Again, the sampling distribution provides the distribution for the possible values of the sample mean. From this distribution, we find that the chance the sample mean is over 88 is about 0.33, and the chance the sample mean is between 85 and 95 is roughly, 1.

Putting the Three Panels Together

Let’s look at these three aspects of this process side-by-side.

pop_dist + emp_dist + sampling_dist

Population Empirical Sampling
Shape left skew left skew bell-shaped / normal
Mean 87.6 86.27 87.6
SD 8.9 9.9 0.89

Observe that:

  1. The population mean and the expected sample mean are roughly the same.
  2. The SD of the population and the SE of the sample averages are related in the following way2:

\[SE(sample~mean) \approx SD(pop)/\sqrt{n}\]

  1. The histogram of the sample averages is not skewed like the histogram of the box, on the contrary, it is symmetric about the middle and bell-shaped, like the normal curve.

  2. The histogram of our sample of 100 resembles the population histogram.

  3. Since 100 is a pretty large sample,

\[ \begin{aligned} mean(pop) &\approx mean(sample) \\ SD(pop) &\approx SD(sample) \\ \end{aligned} \]

Now we’re ready to make inferences in a setting where we don’t know the population.

Inference for a Population Average

Drawing on our understanding of the thought-experiment, we ask:

What happens when you don’t see the population, you just have your sample, and you want to make an inference about the population?

We have serious gaps in our procedure for learning about the sampling distribution!

To start, we know we can use the sample average to infer the population average. This is called a point estimate for the population parameter.

But can we do better than that? Can we bring in more of the information that we have learned from the thought-experiment? For example, can we accompany our point estimate with a sense of its accuracy? Ideally, this would be the SE of the sample mean. Unfortunately, we don’t know the SE because it depends on the population SD. So now what do we do?

Standard Error

The thought-experiment tells us that the sample SD is close to the population SD (when you have a SRS). So we can substitute the sample SD into the formula for the SE.

\[ SE(sample~mean) \approx \frac{SD(sample)}{\sqrt{n}}\]

When presenting our findings, you might say, that based on a SRS of 100 restaurants in San Francisco, the average food safety score is estimated to be 86 with a standard error of about 1.

Suppose someone took a sample of 25 restaurants and provided an estimate of the average food safety score. Is that only 1/4 as accurate because the sample is 1/4 the size of ours?
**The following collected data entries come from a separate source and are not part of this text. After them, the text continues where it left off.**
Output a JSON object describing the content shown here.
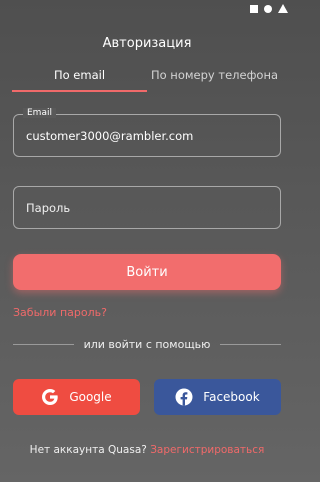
{
  "title": "Авторизация",
  "tabs": [
    {
      "label": "По email",
      "active": true
    },
    {
      "label": "По номеру телефона",
      "active": false
    }
  ],
  "email_field": {
    "label": "Email",
    "value": "customer3000@rambler.com"
  },
  "password_field": {
    "placeholder": "Пароль",
    "value": ""
  },
  "login_button": "Войти",
  "forgot_password": "Забыли пароль?",
  "divider_text": "или войти с помощью",
  "social": {
    "google": "Google",
    "facebook": "Facebook"
  },
  "footer": {
    "text": "Нет аккаунта Quasa?",
    "link": "Зарегистрироваться"
  },
  "colors": {
    "accent": "#f26d6d",
    "google": "#ef4c41",
    "facebook": "#3a579b"
  }
}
Suppose someone took a sample of 100 restaurants in New York City where there are 50,000 restaurants (this is a made up number). Is their estimate only 1/10 a accurate because the number of units in the population is 10 times yours?

We can use the formula for the SE to answer these questions. In the table below, we have calculated these SEs for a generic value of \(SD(pop)\) and various choices of the population size and sample size.

Population Size Sample Size
25 100 400
500 \(SE = SD(pop)/5\) \(SE = SD(pop)/10\) \(SE = SD(pop)/20\)
5,000 \(SE = SD(pop)/5\) \(SE = SD(pop)/10\) \(SE = SD(pop)/20\)
50,000 \(SE = SD(pop)/5\) \(SE = SD(pop)/ 10\) \(SE = SD(pop)/ 20\)

What do you notice about the relationship between sample size and population size and SE?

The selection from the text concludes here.